South Pacific shows a decently oriented moderate southerly fetch. 1.5f 18s early Tuesday morning is the predicted peak. There's also a fetch SW of New Zealand, which I would have not been aware of without the great circles fetches map on the right. I love those maps.
Morning sky looks clear and another stunning day is on its way.
Tuesday, June 20, 2017
Me too, but sometimes nature is just unpredictable. This is how pristine this spot looked throughout the duration of my lunch. It went onshore as soon as I paddled out and turned into junk in 2 minutes. Classic.
Levi Siver on the "occasional head high set" at Hookipa in the afternoon.
The stylish exit of the day award goes to Cookie.
2-3am significant buoy readings
2.6ft @ 17s from 161° (SSE)
3ft @ 17s from 192° (SSW)
3.3ft @ 17s from 161° (SSE)
Solid numbers at the outer buoys, today it's gonna be at least head high everywhere and on the slow rise all day. Could be up to double overhead at the standout spots. I'm gonna use Pat Caldwell's words again to describe the fetches in the collage below (June 14,15,6 and 17).
The SW and SE Pacific mid latitudes have had active extra-tropical cyclones for allowing above average surf this week. It should make for overlapping swell energy from within 140-200 degrees.
A captured fetch of severe gale to storm-force winds moved NNE over the 190-200 degree band hugging the east side of New Zealand 6/13-14. The fetch was relatively narrow due to the proximity of the land mass. Seas grew within 30-40 feet. Gales pushed into the subtropics 6/15.
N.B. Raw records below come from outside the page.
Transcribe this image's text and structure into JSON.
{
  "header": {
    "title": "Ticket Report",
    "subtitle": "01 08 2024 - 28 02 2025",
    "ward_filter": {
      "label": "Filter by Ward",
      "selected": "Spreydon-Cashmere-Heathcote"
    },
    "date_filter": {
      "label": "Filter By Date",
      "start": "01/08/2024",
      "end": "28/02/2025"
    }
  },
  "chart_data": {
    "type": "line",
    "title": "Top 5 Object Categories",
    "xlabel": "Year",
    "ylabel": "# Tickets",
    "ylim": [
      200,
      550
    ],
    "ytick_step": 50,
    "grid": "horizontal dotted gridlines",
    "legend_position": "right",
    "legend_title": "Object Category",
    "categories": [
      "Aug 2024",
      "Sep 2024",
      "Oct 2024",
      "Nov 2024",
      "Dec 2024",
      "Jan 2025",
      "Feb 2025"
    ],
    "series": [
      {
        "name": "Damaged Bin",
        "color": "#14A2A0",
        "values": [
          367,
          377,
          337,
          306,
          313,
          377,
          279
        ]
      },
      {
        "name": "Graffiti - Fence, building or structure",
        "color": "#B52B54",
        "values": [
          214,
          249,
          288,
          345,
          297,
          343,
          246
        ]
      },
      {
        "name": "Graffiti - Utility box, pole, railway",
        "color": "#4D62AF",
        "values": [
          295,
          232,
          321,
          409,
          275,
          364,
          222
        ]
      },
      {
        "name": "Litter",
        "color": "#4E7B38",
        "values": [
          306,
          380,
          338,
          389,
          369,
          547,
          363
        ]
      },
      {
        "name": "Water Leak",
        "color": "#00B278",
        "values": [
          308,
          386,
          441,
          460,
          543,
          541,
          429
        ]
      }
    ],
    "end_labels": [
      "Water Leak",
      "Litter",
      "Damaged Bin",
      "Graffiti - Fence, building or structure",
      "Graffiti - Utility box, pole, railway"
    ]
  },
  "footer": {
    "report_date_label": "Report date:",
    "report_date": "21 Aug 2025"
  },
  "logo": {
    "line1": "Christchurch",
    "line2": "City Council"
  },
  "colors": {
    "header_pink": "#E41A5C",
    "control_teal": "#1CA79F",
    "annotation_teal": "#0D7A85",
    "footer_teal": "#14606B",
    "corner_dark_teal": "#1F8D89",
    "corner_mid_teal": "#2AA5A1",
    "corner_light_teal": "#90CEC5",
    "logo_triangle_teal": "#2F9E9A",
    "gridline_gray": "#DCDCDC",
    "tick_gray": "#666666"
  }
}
The pacioos american samoa buoy showed a sharp rise in the 18-22 second band 6/16. This extra-long wave period energy has risen at the NOAA southern Hawaii buoys 6/19 near day break. With a narrow focus in the wave spectrum, sets locally should be inconsistent, though at times making above average breakers Monday afternoon for zones of high refraction.
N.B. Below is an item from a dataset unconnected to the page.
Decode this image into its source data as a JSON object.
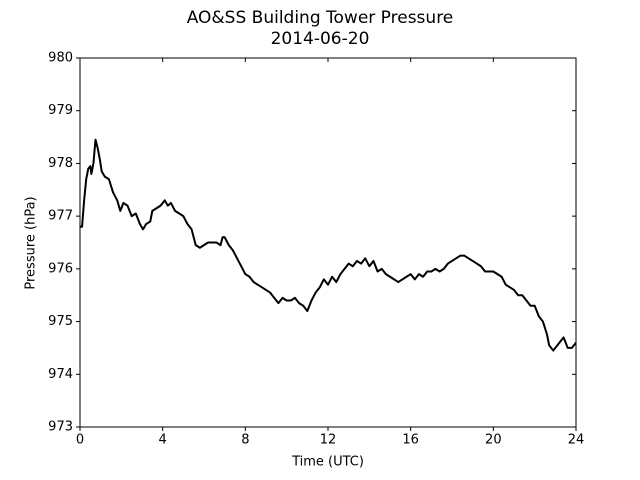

The american samoa buoy had a maximum in the 14-18 second energy late Friday through Saturday. The long-period swell should be filled in locally above average by Tuesday, with a slow increase to a maximum Tuesday night well above average from 190-200 degrees. Swell energy from 190-200 degrees should slowly trend down, reaching average levels by Thursday and lingering into Friday.
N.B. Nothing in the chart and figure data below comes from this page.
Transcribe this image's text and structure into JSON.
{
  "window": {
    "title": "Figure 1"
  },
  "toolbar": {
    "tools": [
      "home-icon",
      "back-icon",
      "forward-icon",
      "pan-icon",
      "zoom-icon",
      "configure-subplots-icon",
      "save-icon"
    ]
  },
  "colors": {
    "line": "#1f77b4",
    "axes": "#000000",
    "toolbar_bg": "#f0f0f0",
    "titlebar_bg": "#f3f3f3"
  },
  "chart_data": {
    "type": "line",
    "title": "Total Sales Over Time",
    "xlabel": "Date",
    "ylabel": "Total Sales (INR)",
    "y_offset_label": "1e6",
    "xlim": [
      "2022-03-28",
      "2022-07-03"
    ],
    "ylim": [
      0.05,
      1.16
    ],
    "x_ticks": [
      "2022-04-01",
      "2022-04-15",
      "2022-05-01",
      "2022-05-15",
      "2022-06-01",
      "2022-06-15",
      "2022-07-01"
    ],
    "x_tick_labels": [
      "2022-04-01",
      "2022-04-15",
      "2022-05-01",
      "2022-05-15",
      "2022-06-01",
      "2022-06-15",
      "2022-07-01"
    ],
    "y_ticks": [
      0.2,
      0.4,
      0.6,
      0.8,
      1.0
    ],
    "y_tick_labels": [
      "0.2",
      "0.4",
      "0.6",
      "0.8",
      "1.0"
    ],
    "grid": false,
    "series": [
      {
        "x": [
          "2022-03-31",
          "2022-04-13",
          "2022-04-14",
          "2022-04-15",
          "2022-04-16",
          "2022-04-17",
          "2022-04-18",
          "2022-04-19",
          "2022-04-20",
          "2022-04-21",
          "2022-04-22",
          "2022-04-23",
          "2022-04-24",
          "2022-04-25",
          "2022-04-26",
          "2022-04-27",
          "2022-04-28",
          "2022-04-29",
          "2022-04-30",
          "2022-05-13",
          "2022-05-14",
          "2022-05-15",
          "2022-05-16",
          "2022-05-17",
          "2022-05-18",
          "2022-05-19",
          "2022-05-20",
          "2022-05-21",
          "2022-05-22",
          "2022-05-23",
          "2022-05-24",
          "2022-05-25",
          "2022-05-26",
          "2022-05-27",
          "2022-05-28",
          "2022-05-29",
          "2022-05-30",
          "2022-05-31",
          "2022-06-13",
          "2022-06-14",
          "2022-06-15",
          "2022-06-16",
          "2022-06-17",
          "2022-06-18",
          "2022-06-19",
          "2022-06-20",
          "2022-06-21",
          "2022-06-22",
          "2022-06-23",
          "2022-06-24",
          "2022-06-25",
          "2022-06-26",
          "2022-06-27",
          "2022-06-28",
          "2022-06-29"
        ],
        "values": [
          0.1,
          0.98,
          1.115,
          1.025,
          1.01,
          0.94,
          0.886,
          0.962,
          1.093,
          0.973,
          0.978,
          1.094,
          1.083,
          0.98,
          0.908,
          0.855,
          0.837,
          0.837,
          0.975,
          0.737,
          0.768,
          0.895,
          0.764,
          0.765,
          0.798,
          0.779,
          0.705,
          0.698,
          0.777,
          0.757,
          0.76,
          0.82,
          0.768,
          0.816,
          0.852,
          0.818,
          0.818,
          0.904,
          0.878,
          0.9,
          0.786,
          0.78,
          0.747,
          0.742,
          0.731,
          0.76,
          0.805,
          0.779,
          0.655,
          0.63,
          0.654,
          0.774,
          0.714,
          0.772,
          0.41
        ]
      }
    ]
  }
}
A low pressure deepened near 50s, 160°W 6/15-16 reaching severe gale status. The magnitude of winds and seas was lower than the former, though it had a wider fetch. Seas grew to around 25 feet with a direct aim at Hawaii over the 175-190 degree band.
Long-period forerunners are due Wednesday night, with the event climbing above average Thursday, .peaking Thursday night, and holding above average on Friday. Heights should fall to near to a notch above the summer average on Saturday from near due south.
Wave energy in Hawaii this week is also expected from 140-160 degrees. A sequence of low pressure systems SW to S of Easter Island within 6/12-18 should make for a long-lived spell of SE swell. The first event should have long-period forerunners late Tuesday with the event peaking late Wednesday above average. The second event is on its heels, building Thursday and peaking Friday. It should linger near or a notch below average through the weekend.
4.4ft @ 10s from 309° (WNW)
3.5ft @ 11s from 317° (NW)
4.6ft @ 8s from 88° (E)
Wind map at 2pm.
Wind map at 2pm in this other model. Significant difference in the predicted wind strength. Could be the last time I post it if it ends up blowing strong instead.
North Pacific shows a small WNW fetch and the windswell one.
South Pacific has two small and weak closer fetches and one small but stronger more distant one.